“Entre el culo y la
montura deben caber cuatro dedos” nos instruye parado en los estribos.
“Para arrancar levantamos las riendas y tiramos unos besitos. Para parar,
tiramos suavemente hacia atrás las riendas y decimos ¡shooooo!”
Después del tutorial, Don Rafael distribuye los
caballos. El tordillo manso para la turista francesa. Para el quiteño que ya
tiene experiencia, el zaino colorado. El Llanero me toca a mí, es inquieto y
porfiado como vos, pero sigue alegre al resto, nada
de solitario.
Averigua mi origen, mira el cielo y me pregunta
sobre las costumbres alimenticias de los cóndores argentos. Luego aporta la
versión local, “acá se aprovechan de los terneros chiquitos, cuando las
vacas bajan al valle a tomar agua, pasan volando y chaaff!!! se los
llevan”.
“Don Rafael, se me cayó algo”, dije.
Con una seña indica al resto del grupo que siga y
se queda conmigo hasta que encuentro… la tapita del lente.

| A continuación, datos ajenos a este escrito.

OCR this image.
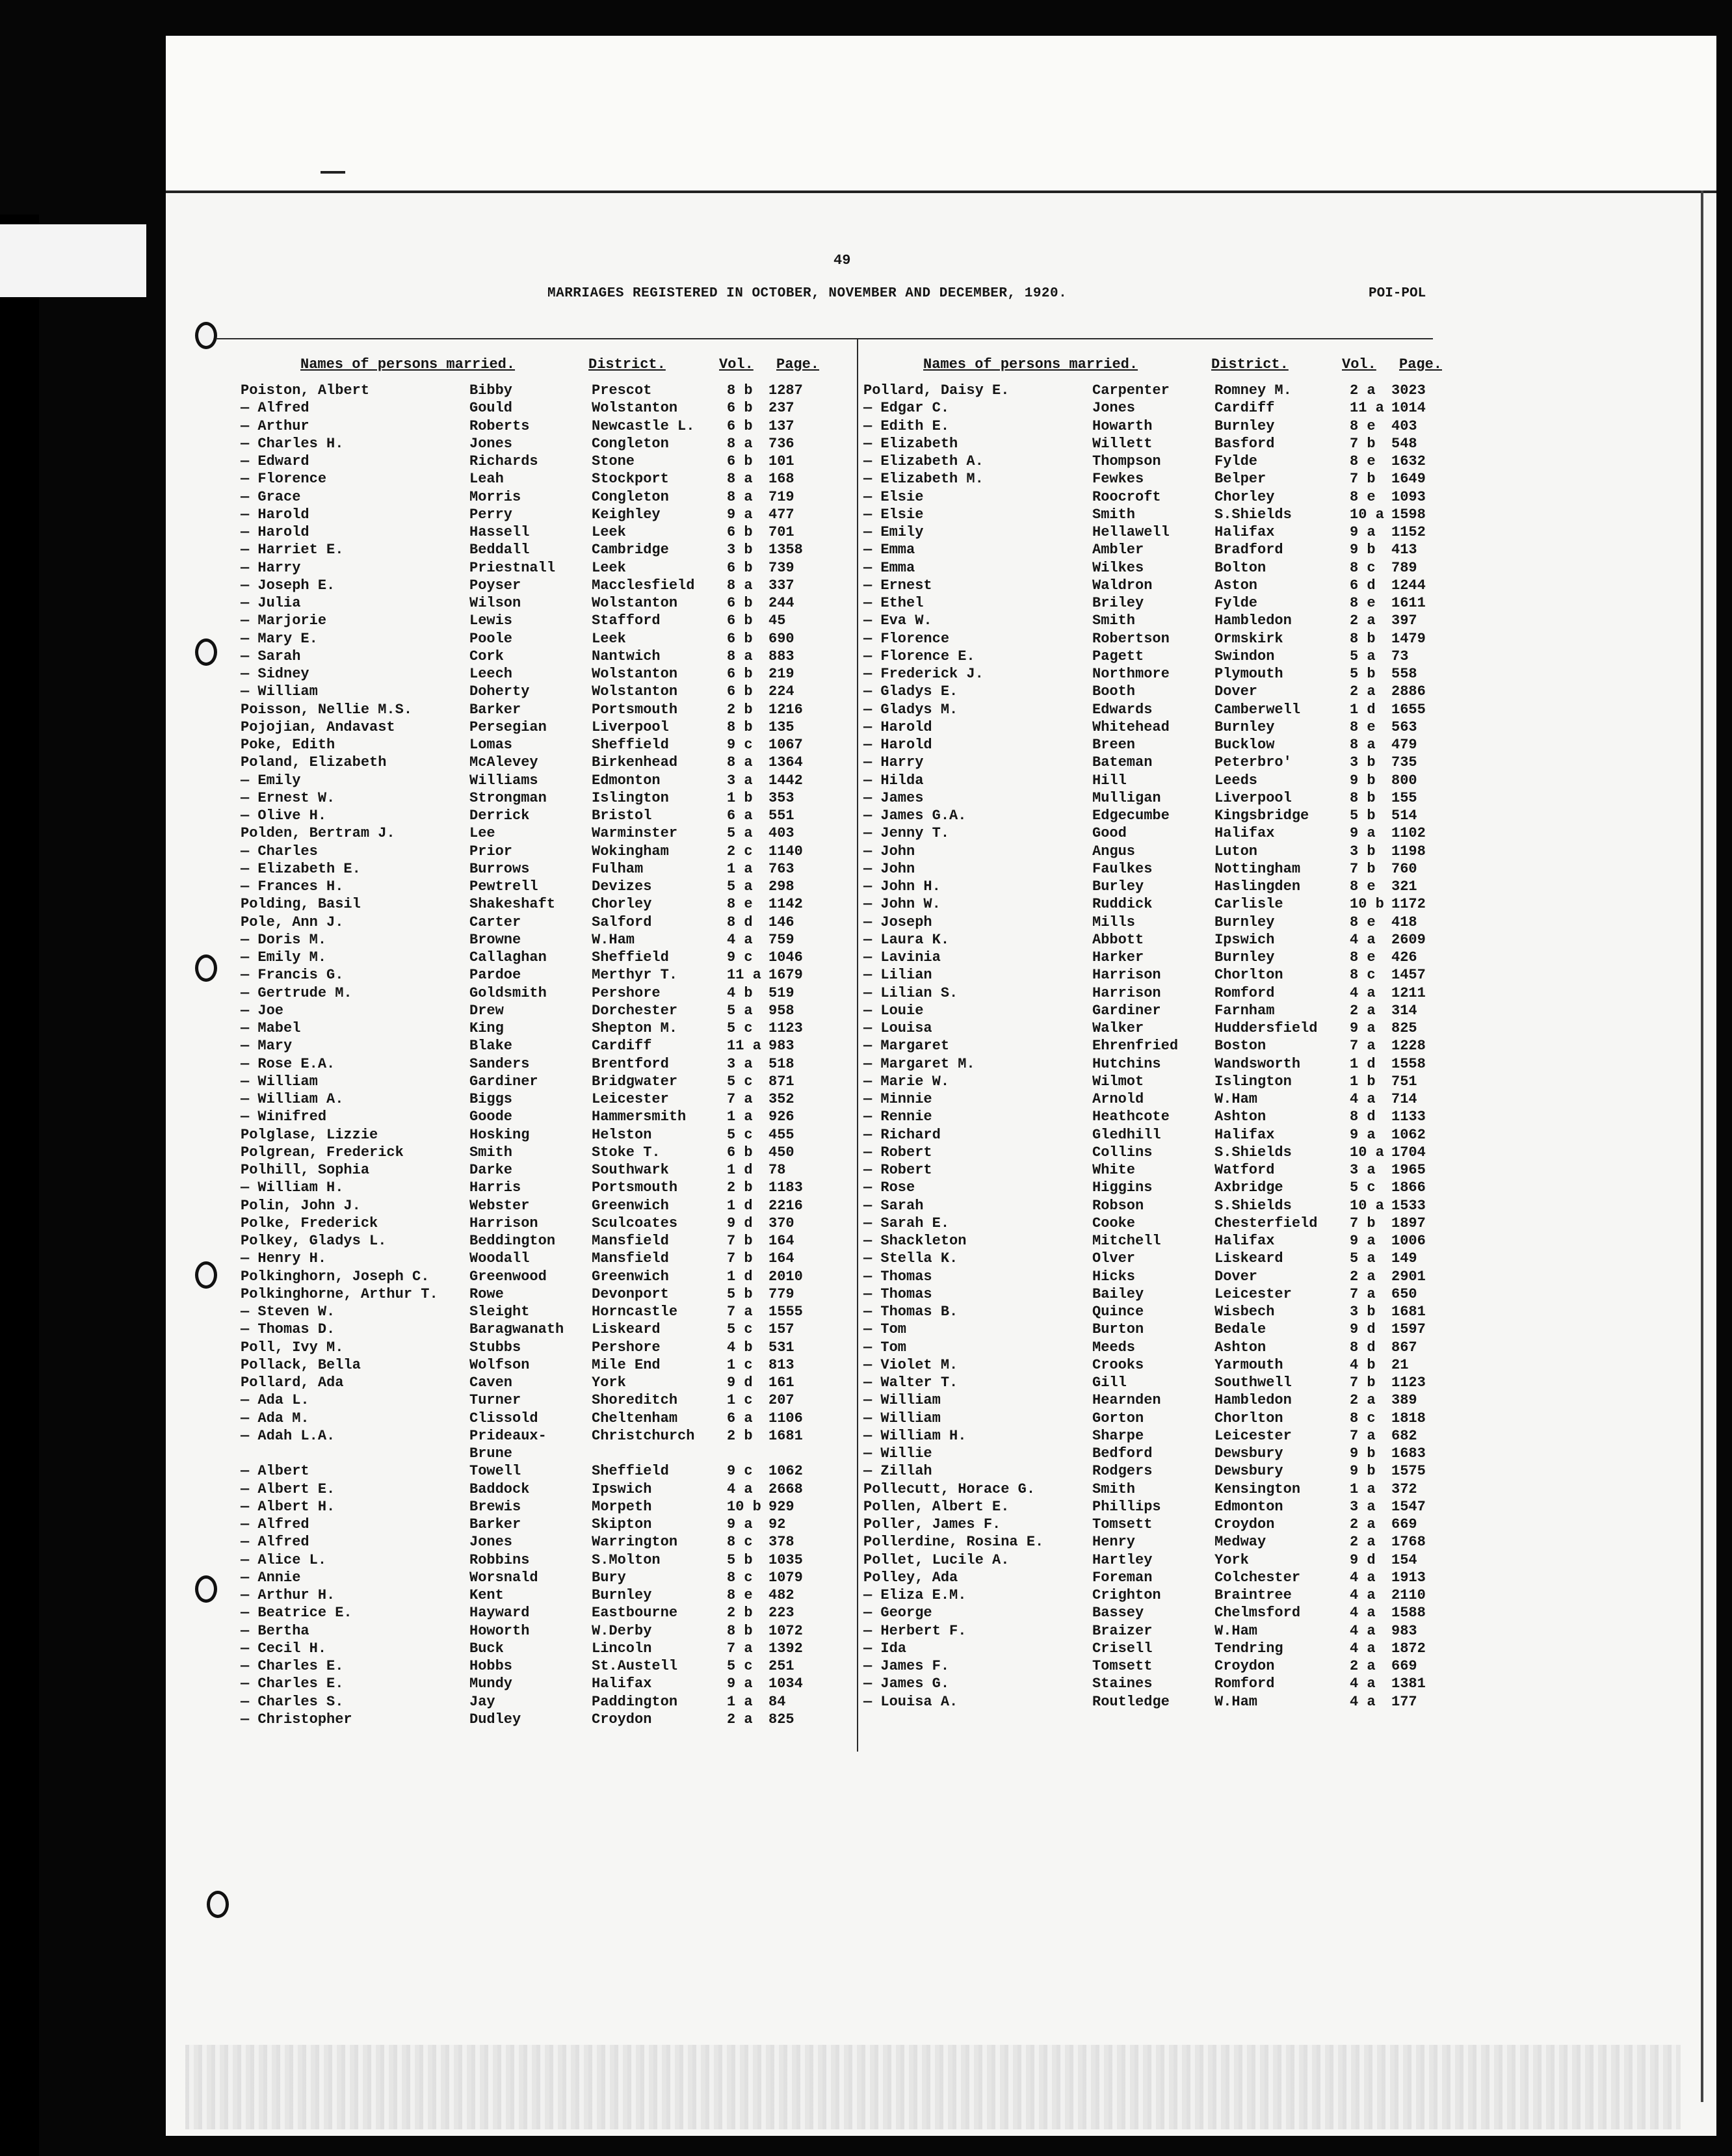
49
MARRIAGES REGISTERED IN OCTOBER, NOVEMBER AND DECEMBER, 1920.	POI-POL
Names of persons married.	District.	Vol. Page.
Poiston, Albert	Bibby	Prescot	8 b 1287
— Alfred	Gould	Wolstanton	6 b 237
— Arthur	Roberts	Newcastle L. 6 b 137
— Charles H.	Jones	Congleton	8 a 736
— Edward	Richards	Stone	6 b 101
— Florence	Leah	Stockport	8 a 168
— Grace	Morris	Congleton	8 a 719
— Harold	Perry	Keighley	9 a 477
— Harold	Hassell	Leek	6 b 701
— Harriet E.	Beddall	Cambridge	3 b 1358
— Harry	Priestnall	Leek	6 b 739
— Joseph E.	Poyser	Macclesfield 8 a 337
— Julia	Wilson	Wolstanton	6 b 244
— Marjorie	Lewis	Stafford	6 b 45
— Mary E.	Poole	Leek	6 b 690
— Sarah	Cork	Nantwich	8 a 883
— Sidney	Leech	Wolstanton	6 b 219
— William	Doherty	Wolstanton	6 b 224
Poisson, Nellie M.S.	Barker	Portsmouth	2 b 1216
Pojojian, Andavast	Persegian	Liverpool	8 b 135
Poke, Edith	Lomas	Sheffield	9 c 1067
Poland, Elizabeth	McAlevey	Birkenhead	8 a 1364
— Emily	Williams	Edmonton	3 a 1442
— Ernest W.	Strongman	Islington	1 b 353
— Olive H.	Derrick	Bristol	6 a 551
Polden, Bertram J.	Lee	Warminster	5 a 403
— Charles	Prior	Wokingham	2 c 1140
— Elizabeth E.	Burrows	Fulham	1 a 763
— Frances H.	Pewtrell	Devizes	5 a 298
Polding, Basil	Shakeshaft	Chorley	8 e 1142
Pole, Ann J.	Carter	Salford	8 d 146
— Doris M.	Browne	W.Ham	4 a 759
— Emily M.	Callaghan	Sheffield	9 c 1046
— Francis G.	Pardoe	Merthyr T.	11 a 1679
— Gertrude M.	Goldsmith	Pershore	4 b 519
— Joe	Drew	Dorchester	5 a 958
— Mabel	King	Shepton M.	5 c 1123
— Mary	Blake	Cardiff	11 a 983
— Rose E.A.	Sanders	Brentford	3 a 518
— William	Gardiner	Bridgwater	5 c 871
— William A.	Biggs	Leicester	7 a 352
— Winifred	Goode	Hammersmith	1 a 926
Polglase, Lizzie	Hosking	Helston	5 c 455
Polgrean, Frederick	Smith	Stoke T.	6 b 450
Polhill, Sophia	Darke	Southwark	1 d 78
— William H.	Harris	Portsmouth	2 b 1183
Polin, John J.	Webster	Greenwich	1 d 2216
Polke, Frederick	Harrison	Sculcoates	9 d 370
Polkey, Gladys L.	Beddington	Mansfield	7 b 164
— Henry H.	Woodall	Mansfield	7 b 164
Polkinghorn, Joseph C.	Greenwood	Greenwich	1 d 2010
Polkinghorne, Arthur T. Rowe	Devonport	5 b 779
— Steven W.	Sleight	Horncastle	7 a 1555
— Thomas D.	Baragwanath Liskeard	5 c 157
Poll, Ivy M.	Stubbs	Pershore	4 b 531
Pollack, Bella	Wolfson	Mile End	1 c 813
Pollard, Ada	Caven	York	9 d 161
— Ada L.	Turner	Shoreditch	1 c 207
— Ada M.	Clissold	Cheltenham	6 a 1106
— Adah L.A.	Prideaux-	Christchurch 2 b 1681
Brune
— Albert	Towell	Sheffield	9 c 1062
— Albert E.	Baddock	Ipswich	4 a 2668
— Albert H.	Brewis	Morpeth	10 b 929
— Alfred	Barker	Skipton	9 a 92
— Alfred	Jones	Warrington	8 c 378
— Alice L.	Robbins	S.Molton	5 b 1035
— Annie	Worsnald	Bury	8 c 1079
— Arthur H.	Kent	Burnley	8 e 482
— Beatrice E.	Hayward	Eastbourne	2 b 223
— Bertha	Howorth	W.Derby	8 b 1072
— Cecil H.	Buck	Lincoln	7 a 1392
— Charles E.	Hobbs	St.Austell	5 c 251
— Charles E.	Mundy	Halifax	9 a 1034
— Charles S.	Jay	Paddington	1 a 84
— Christopher	Dudley	Croydon	2 a 825
Names of persons married.	District.	Vol. Page.
Pollard, Daisy E.	Carpenter	Romney M.	2 a 3023
— Edgar C.	Jones	Cardiff	11 a 1014
— Edith E.	Howarth	Burnley	8 e 403
— Elizabeth	Willett	Basford	7 b 548
— Elizabeth A.	Thompson	Fylde	8 e 1632
— Elizabeth M.	Fewkes	Belper	7 b 1649
— Elsie	Roocroft	Chorley	8 e 1093
— Elsie	Smith	S.Shields	10 a 1598
— Emily	Hellawell	Halifax	9 a 1152
— Emma	Ambler	Bradford	9 b 413
— Emma	Wilkes	Bolton	8 c 789
— Ernest	Waldron	Aston	6 d 1244
— Ethel	Briley	Fylde	8 e 1611
— Eva W.	Smith	Hambledon	2 a 397
— Florence	Robertson	Ormskirk	8 b 1479
— Florence E.	Pagett	Swindon	5 a 73
— Frederick J.	Northmore	Plymouth	5 b 558
— Gladys E.	Booth	Dover	2 a 2886
— Gladys M.	Edwards	Camberwell	1 d 1655
— Harold	Whitehead	Burnley	8 e 563
— Harold	Breen	Bucklow	8 a 479
— Harry	Bateman	Peterbro'	3 b 735
— Hilda	Hill	Leeds	9 b 800
— James	Mulligan	Liverpool	8 b 155
— James G.A.	Edgecumbe	Kingsbridge	5 b 514
— Jenny T.	Good	Halifax	9 a 1102
— John	Angus	Luton	3 b 1198
— John	Faulkes	Nottingham	7 b 760
— John H.	Burley	Haslingden	8 e 321
— John W.	Ruddick	Carlisle	10 b 1172
— Joseph	Mills	Burnley	8 e 418
— Laura K.	Abbott	Ipswich	4 a 2609
— Lavinia	Harker	Burnley	8 e 426
— Lilian	Harrison	Chorlton	8 c 1457
— Lilian S.	Harrison	Romford	4 a 1211
— Louie	Gardiner	Farnham	2 a 314
— Louisa	Walker	Huddersfield 9 a 825
— Margaret	Ehrenfried	Boston	7 a 1228
— Margaret M.	Hutchins	Wandsworth	1 d 1558
— Marie W.	Wilmot	Islington	1 b 751
— Minnie	Arnold	W.Ham	4 a 714
— Rennie	Heathcote	Ashton	8 d 1133
— Richard	Gledhill	Halifax	9 a 1062
— Robert	Collins	S.Shields	10 a 1704
— Robert	White	Watford	3 a 1965
— Rose	Higgins	Axbridge	5 c 1866
— Sarah	Robson	S.Shields	10 a 1533
— Sarah E.	Cooke	Chesterfield 7 b 1897
— Shackleton	Mitchell	Halifax	9 a 1006
— Stella K.	Olver	Liskeard	5 a 149
— Thomas	Hicks	Dover	2 a 2901
— Thomas	Bailey	Leicester	7 a 650
— Thomas B.	Quince	Wisbech	3 b 1681
— Tom	Burton	Bedale	9 d 1597
— Tom	Meeds	Ashton	8 d 867
— Violet M.	Crooks	Yarmouth	4 b 21
— Walter T.	Gill	Southwell	7 b 1123
— William	Hearnden	Hambledon	2 a 389
— William	Gorton	Chorlton	8 c 1818
— William H.	Sharpe	Leicester	7 a 682
— Willie	Bedford	Dewsbury	9 b 1683
— Zillah	Rodgers	Dewsbury	9 b 1575
Pollecutt, Horace G.	Smith	Kensington	1 a 372
Pollen, Albert E.	Phillips	Edmonton	3 a 1547
Poller, James F.	Tomsett	Croydon	2 a 669
Pollerdine, Rosina E.	Henry	Medway	2 a 1768
Pollet, Lucile A.	Hartley	York	9 d 154
Polley, Ada	Foreman	Colchester	4 a 1913
— Eliza E.M.	Crighton	Braintree	4 a 2110
— George	Bassey	Chelmsford	4 a 1588
— Herbert F.	Braizer	W.Ham	4 a 983
— Ida	Crisell	Tendring	4 a 1872
— James F.	Tomsett	Croydon	2 a 669
— James G.	Staines	Romford	4 a 1381
— Louisa A.	Routledge	W.Ham	4 a 177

“Es un ojo de pescado?” Me pregunta
apuntando a la cámara. “No, es un gran angular para que entre mucho
paisaje en la foto” y muevo la mano de izquierda a derecha como un
limpiaparabrisas, como si no habláramos el mismo idioma. “Aaah, es mejor
que un ojo de pescado”. “No necesariamente, cumplen funciones
distintas”. Después hablamos de caballos, de vacas y de la altura del
Aconcagua.
En una hora de cabalgata llegamos al mirador, de
nubes en este caso, porque el Cotopaxi está totalmente cubierto. Aunque hay
viento y en cualquier momento el volcán puede dejarse ver. Mientras esperamos,
Don Rafael se acuesta en el piso y al ratito ronca.
Inca hasta la médula, viste como el gaucho local,
el chagra: poncho a rayas y una especie de sobrepantalón, llamado zamarro,
cubierto con piel de cordero. El casco de equitación, los lentes de sol y el
walkie talkie amarillo lo actualizan.
De regreso en la hacienda lo saludo como si me
despidiera de un entrañable amigo, me regaló una sonrisa, copia fiel de la que
le dedicó a la francesa y al quiteño.